Child undernutrition is still a major global health burden. 1 in 4 children around the world are chronically undernourished, whilst 47 million children are acutely malnourished. Although child mortality is declining around the world, undernutrition prevents a child from thriving and is associated with poor cognitive development and increased chronic health risks in later life. Intruigingly, nutritional interventions only recover about 20% of chronic undernutrition and 60% of acute undernutrition, suggesting that other biological factors are at play. My work is examining whether a disrupted gut microbiome is preventing children from growing. I am studying the gut microbiome of hundreds of children in Zimbabwe and Zambia whom have either chronic or severe acute malnutrition. By looking at the composition and function of their gut microbiome in early life as well as metabolites in their blood and urine, I am examining how the gut microbiome in children affects the various processes that allows them to grow.

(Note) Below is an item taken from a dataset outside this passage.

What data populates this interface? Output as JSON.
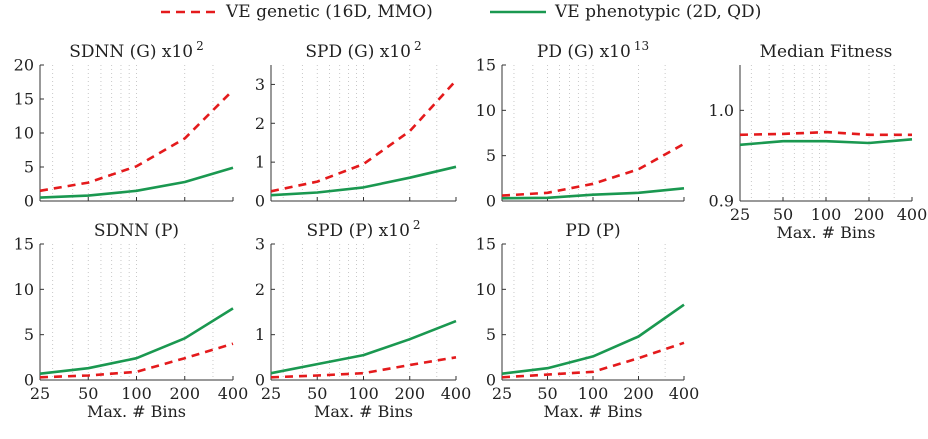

You also do lots of public engagement and science communication work through podcasts, TV and public talks. Why do you think that this is important for scientists to engage in?

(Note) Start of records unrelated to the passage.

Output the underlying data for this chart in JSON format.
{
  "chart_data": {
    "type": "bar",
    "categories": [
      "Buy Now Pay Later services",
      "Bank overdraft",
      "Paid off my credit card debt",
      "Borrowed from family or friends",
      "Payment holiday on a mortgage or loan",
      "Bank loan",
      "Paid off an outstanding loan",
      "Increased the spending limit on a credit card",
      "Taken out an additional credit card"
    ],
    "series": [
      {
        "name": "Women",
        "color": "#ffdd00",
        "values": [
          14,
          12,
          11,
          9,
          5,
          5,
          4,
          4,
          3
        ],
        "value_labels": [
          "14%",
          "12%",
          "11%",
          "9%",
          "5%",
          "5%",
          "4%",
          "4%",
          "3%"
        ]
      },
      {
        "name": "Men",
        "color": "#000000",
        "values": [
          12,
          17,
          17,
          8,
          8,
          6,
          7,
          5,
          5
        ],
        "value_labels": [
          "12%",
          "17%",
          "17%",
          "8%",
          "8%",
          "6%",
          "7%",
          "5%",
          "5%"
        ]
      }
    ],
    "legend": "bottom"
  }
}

I believe that everyone can be excited by science, but often it isn't taught in an engaging way. As scientists, we are lucky to be at the forefront of discovery about how the human body and the world works. Most of the time, this is funded by tax-payers money, therefore it is our duty to communicate our findings to the world. I think it is also important to engage people in science to help them understand how impactful it is on their lives and how it can make the world a better place. The COVID pandemic has shown us the critical importance of science for human health and I believe that the public have a greater appreciation for scientists now. If we can harness that enthusiasm for science to other areas of human disease, climate change and other major global challenges, we will be able to speed up our ability to confront those challenges. I enjoy communicating my science with the public and have done this through TV/radio, social media, public talks and recently with a podcast ( where I interview some of the world's leading researchers in the field of the human microbiome.

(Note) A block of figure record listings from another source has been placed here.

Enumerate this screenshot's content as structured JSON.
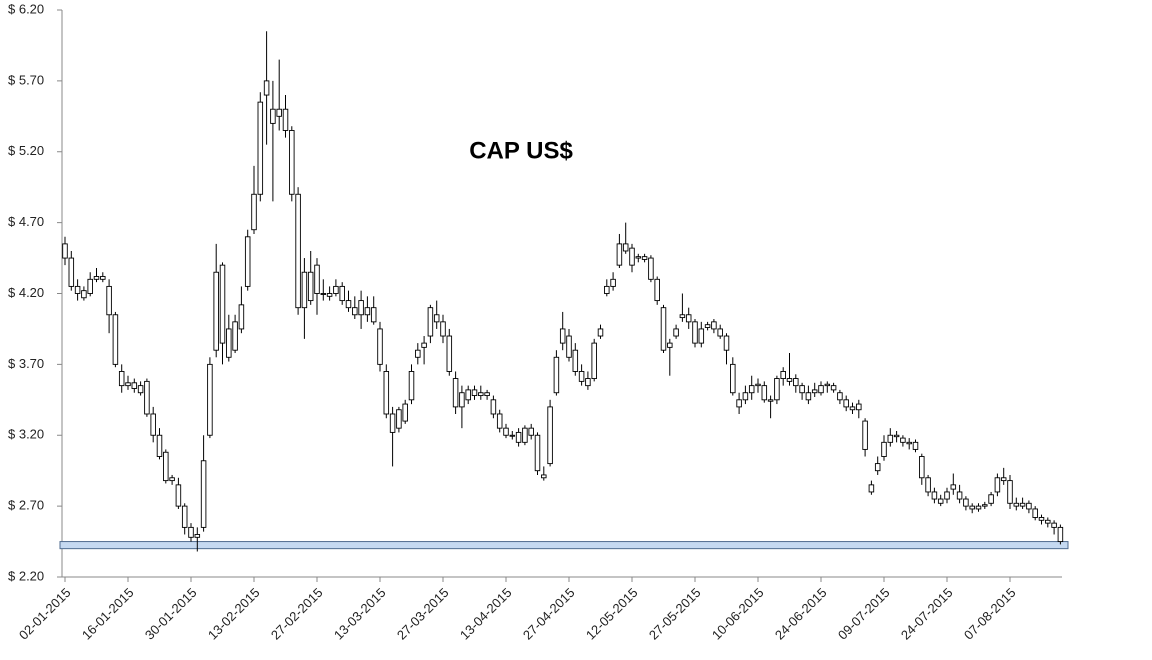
{
  "chart_data": {
    "type": "candlestick",
    "title": "CAP US$",
    "categories": [
      "02-01-2015",
      null,
      null,
      null,
      null,
      null,
      null,
      null,
      null,
      null,
      "16-01-2015",
      null,
      null,
      null,
      null,
      null,
      null,
      null,
      null,
      null,
      "30-01-2015",
      null,
      null,
      null,
      null,
      null,
      null,
      null,
      null,
      null,
      "13-02-2015",
      null,
      null,
      null,
      null,
      null,
      null,
      null,
      null,
      null,
      "27-02-2015",
      null,
      null,
      null,
      null,
      null,
      null,
      null,
      null,
      null,
      "13-03-2015",
      null,
      null,
      null,
      null,
      null,
      null,
      null,
      null,
      null,
      "27-03-2015",
      null,
      null,
      null,
      null,
      null,
      null,
      null,
      null,
      null,
      "13-04-2015",
      null,
      null,
      null,
      null,
      null,
      null,
      null,
      null,
      null,
      "27-04-2015",
      null,
      null,
      null,
      null,
      null,
      null,
      null,
      null,
      null,
      "12-05-2015",
      null,
      null,
      null,
      null,
      null,
      null,
      null,
      null,
      null,
      "27-05-2015",
      null,
      null,
      null,
      null,
      null,
      null,
      null,
      null,
      null,
      "10-06-2015",
      null,
      null,
      null,
      null,
      null,
      null,
      null,
      null,
      null,
      "24-06-2015",
      null,
      null,
      null,
      null,
      null,
      null,
      null,
      null,
      null,
      "09-07-2015",
      null,
      null,
      null,
      null,
      null,
      null,
      null,
      null,
      null,
      "24-07-2015",
      null,
      null,
      null,
      null,
      null,
      null,
      null,
      null,
      null,
      "07-08-2015",
      null,
      null,
      null,
      null,
      null,
      null,
      null,
      null
    ],
    "open": [
      4.45,
      4.45,
      4.25,
      4.17,
      4.2,
      4.3,
      4.32,
      4.25,
      4.05,
      3.65,
      3.55,
      3.57,
      3.5,
      3.58,
      3.35,
      3.2,
      3.08,
      2.9,
      2.85,
      2.7,
      2.55,
      2.5,
      2.55,
      3.2,
      3.8,
      4.4,
      3.75,
      3.8,
      3.95,
      4.25,
      4.65,
      4.9,
      5.6,
      5.5,
      5.5,
      5.5,
      5.35,
      4.9,
      4.1,
      4.35,
      4.4,
      4.2,
      4.18,
      4.2,
      4.25,
      4.15,
      4.1,
      4.15,
      4.1,
      4.1,
      3.95,
      3.65,
      3.35,
      3.25,
      3.3,
      3.45,
      3.75,
      3.82,
      3.9,
      4.05,
      4.0,
      3.9,
      3.6,
      3.4,
      3.45,
      3.52,
      3.48,
      3.5,
      3.45,
      3.35,
      3.25,
      3.2,
      3.22,
      3.15,
      3.25,
      3.2,
      2.92,
      3.0,
      3.5,
      3.85,
      3.9,
      3.8,
      3.65,
      3.6,
      3.6,
      3.9,
      4.2,
      4.25,
      4.4,
      4.55,
      4.52,
      4.45,
      4.46,
      4.45,
      4.3,
      4.1,
      3.85,
      3.9,
      4.05,
      4.05,
      4.0,
      3.95,
      3.98,
      4.0,
      3.95,
      3.9,
      3.7,
      3.45,
      3.45,
      3.55,
      3.55,
      3.55,
      3.45,
      3.45,
      3.6,
      3.6,
      3.6,
      3.55,
      3.5,
      3.5,
      3.55,
      3.55,
      3.55,
      3.5,
      3.45,
      3.4,
      3.42,
      3.3,
      2.85,
      2.95,
      3.05,
      3.15,
      3.2,
      3.18,
      3.15,
      3.15,
      3.05,
      2.9,
      2.8,
      2.75,
      2.75,
      2.85,
      2.8,
      2.75,
      2.7,
      2.68,
      2.7,
      2.72,
      2.8,
      2.9,
      2.88,
      2.72,
      2.7,
      2.72,
      2.68,
      2.62,
      2.6,
      2.58,
      2.55
    ],
    "high": [
      4.6,
      4.5,
      4.3,
      4.25,
      4.35,
      4.38,
      4.35,
      4.3,
      4.07,
      3.7,
      3.62,
      3.6,
      3.58,
      3.6,
      3.4,
      3.25,
      3.1,
      2.92,
      2.9,
      2.72,
      2.58,
      2.55,
      3.2,
      3.75,
      4.55,
      4.42,
      4.05,
      4.05,
      4.25,
      4.65,
      5.1,
      5.62,
      6.05,
      5.7,
      5.85,
      5.6,
      5.38,
      4.95,
      4.45,
      4.5,
      4.45,
      4.3,
      4.25,
      4.3,
      4.28,
      4.22,
      4.18,
      4.22,
      4.18,
      4.18,
      4.0,
      3.7,
      3.4,
      3.4,
      3.45,
      3.7,
      3.85,
      3.9,
      4.12,
      4.15,
      4.05,
      3.95,
      3.65,
      3.55,
      3.55,
      3.55,
      3.55,
      3.52,
      3.48,
      3.38,
      3.28,
      3.23,
      3.25,
      3.27,
      3.28,
      3.22,
      2.98,
      3.45,
      3.8,
      4.07,
      3.95,
      3.85,
      3.7,
      3.65,
      3.88,
      3.98,
      4.3,
      4.35,
      4.62,
      4.7,
      4.55,
      4.48,
      4.48,
      4.47,
      4.32,
      4.12,
      3.88,
      3.98,
      4.2,
      4.1,
      4.02,
      4.0,
      4.0,
      4.02,
      3.98,
      3.92,
      3.75,
      3.5,
      3.55,
      3.62,
      3.6,
      3.58,
      3.48,
      3.62,
      3.68,
      3.78,
      3.63,
      3.57,
      3.55,
      3.57,
      3.58,
      3.58,
      3.57,
      3.52,
      3.48,
      3.43,
      3.45,
      3.32,
      2.88,
      3.05,
      3.2,
      3.25,
      3.23,
      3.2,
      3.18,
      3.17,
      3.07,
      2.92,
      2.83,
      2.78,
      2.83,
      2.93,
      2.85,
      2.77,
      2.72,
      2.72,
      2.73,
      2.8,
      2.93,
      2.97,
      2.92,
      2.76,
      2.76,
      2.74,
      2.7,
      2.64,
      2.62,
      2.6,
      2.57
    ],
    "low": [
      4.4,
      4.22,
      4.15,
      4.15,
      4.18,
      4.28,
      4.28,
      3.92,
      3.68,
      3.5,
      3.52,
      3.5,
      3.48,
      3.33,
      3.15,
      3.03,
      2.86,
      2.85,
      2.68,
      2.5,
      2.45,
      2.38,
      2.52,
      3.18,
      3.75,
      3.7,
      3.72,
      3.78,
      3.92,
      4.22,
      4.62,
      4.85,
      5.25,
      4.85,
      5.35,
      5.3,
      4.85,
      4.05,
      3.88,
      4.12,
      4.05,
      4.15,
      4.15,
      4.18,
      4.12,
      4.07,
      4.02,
      3.95,
      4.0,
      3.98,
      3.65,
      3.32,
      2.98,
      3.22,
      3.28,
      3.42,
      3.7,
      3.7,
      3.85,
      3.95,
      3.85,
      3.62,
      3.35,
      3.25,
      3.42,
      3.45,
      3.45,
      3.45,
      3.32,
      3.22,
      3.18,
      3.17,
      3.12,
      3.13,
      3.17,
      2.92,
      2.88,
      2.98,
      3.48,
      3.8,
      3.72,
      3.62,
      3.55,
      3.52,
      3.58,
      3.88,
      4.18,
      4.22,
      4.38,
      4.48,
      4.35,
      4.42,
      4.42,
      4.28,
      4.12,
      3.78,
      3.62,
      3.88,
      4.0,
      3.95,
      3.82,
      3.82,
      3.94,
      3.92,
      3.88,
      3.7,
      3.48,
      3.35,
      3.42,
      3.45,
      3.5,
      3.43,
      3.32,
      3.42,
      3.55,
      3.55,
      3.5,
      3.45,
      3.42,
      3.47,
      3.48,
      3.5,
      3.5,
      3.42,
      3.37,
      3.35,
      3.32,
      3.05,
      2.78,
      2.92,
      3.02,
      3.12,
      3.15,
      3.12,
      3.1,
      3.08,
      2.85,
      2.77,
      2.72,
      2.7,
      2.72,
      2.78,
      2.72,
      2.67,
      2.65,
      2.66,
      2.68,
      2.7,
      2.77,
      2.85,
      2.68,
      2.67,
      2.68,
      2.65,
      2.6,
      2.57,
      2.55,
      2.5,
      2.43
    ],
    "close": [
      4.55,
      4.25,
      4.2,
      4.22,
      4.3,
      4.32,
      4.3,
      4.05,
      3.7,
      3.55,
      3.57,
      3.53,
      3.55,
      3.35,
      3.2,
      3.05,
      2.88,
      2.88,
      2.7,
      2.55,
      2.48,
      2.48,
      3.02,
      3.7,
      4.35,
      3.85,
      3.95,
      4.0,
      4.12,
      4.6,
      4.9,
      5.55,
      5.7,
      5.4,
      5.45,
      5.35,
      4.9,
      4.1,
      4.35,
      4.15,
      4.2,
      4.2,
      4.2,
      4.25,
      4.15,
      4.1,
      4.05,
      4.05,
      4.05,
      4.0,
      3.7,
      3.35,
      3.22,
      3.38,
      3.42,
      3.65,
      3.8,
      3.85,
      4.1,
      4.0,
      3.9,
      3.65,
      3.4,
      3.5,
      3.52,
      3.48,
      3.5,
      3.48,
      3.35,
      3.25,
      3.2,
      3.2,
      3.15,
      3.25,
      3.2,
      2.95,
      2.9,
      3.4,
      3.75,
      3.95,
      3.75,
      3.65,
      3.58,
      3.55,
      3.85,
      3.95,
      4.25,
      4.3,
      4.55,
      4.5,
      4.4,
      4.46,
      4.44,
      4.3,
      4.15,
      3.8,
      3.82,
      3.95,
      4.03,
      4.0,
      3.85,
      3.85,
      3.96,
      3.95,
      3.9,
      3.8,
      3.5,
      3.4,
      3.5,
      3.5,
      3.56,
      3.45,
      3.44,
      3.6,
      3.65,
      3.58,
      3.55,
      3.5,
      3.45,
      3.52,
      3.5,
      3.56,
      3.52,
      3.45,
      3.4,
      3.38,
      3.38,
      3.1,
      2.8,
      3.0,
      3.15,
      3.2,
      3.19,
      3.15,
      3.14,
      3.1,
      2.9,
      2.8,
      2.75,
      2.72,
      2.8,
      2.82,
      2.75,
      2.7,
      2.68,
      2.7,
      2.71,
      2.78,
      2.9,
      2.88,
      2.72,
      2.7,
      2.72,
      2.68,
      2.62,
      2.6,
      2.58,
      2.55,
      2.45
    ],
    "band": [
      2.4,
      2.45
    ],
    "band_color": "#c5d9f1",
    "ylim": [
      2.2,
      6.2
    ],
    "yticks": [
      {
        "value": 2.2,
        "label": "$ 2.20"
      },
      {
        "value": 2.7,
        "label": "$ 2.70"
      },
      {
        "value": 3.2,
        "label": "$ 3.20"
      },
      {
        "value": 3.7,
        "label": "$ 3.70"
      },
      {
        "value": 4.2,
        "label": "$ 4.20"
      },
      {
        "value": 4.7,
        "label": "$ 4.70"
      },
      {
        "value": 5.2,
        "label": "$ 5.20"
      },
      {
        "value": 5.7,
        "label": "$ 5.70"
      },
      {
        "value": 6.2,
        "label": "$ 6.20"
      }
    ],
    "grid": false,
    "color": "#ffffff"
  }
}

What made you want to specialise in this area, and what advice would you give to students wishing to follow in your footsteps?

I was always interested in food and studied Human Nutrition as an undergraduate degree. I was fascinated by how different nutrients affect the human body to either contribute to or prevent human disease. I began a PhD and was lucky enought to be based in a research institute (APC Microbiome Ireland, University College Cork) whom had experts in the gut microbiome just as the field was gaining traction. To be honest, I wasn't interested in microbes at the beginning of my PhD but begun to understand their importance in human physiology and nutrition and began to investigate it further in my research. I have been riding the microbiome wave ever since and am lucky to be conducting some exciting research at a time when my research field is in the interests of the public and other scientists. My advice for students is to confront the scientific/career challenges that scare you. I was apprehensive about conducting a PhD, about learning new laboratory techniques or emailing well-known scientists for advice. However, pushing past these fears is the best way to learn and gain new experiences that will stand to you through the rest of your life and career and this often results in exciting new opportunities.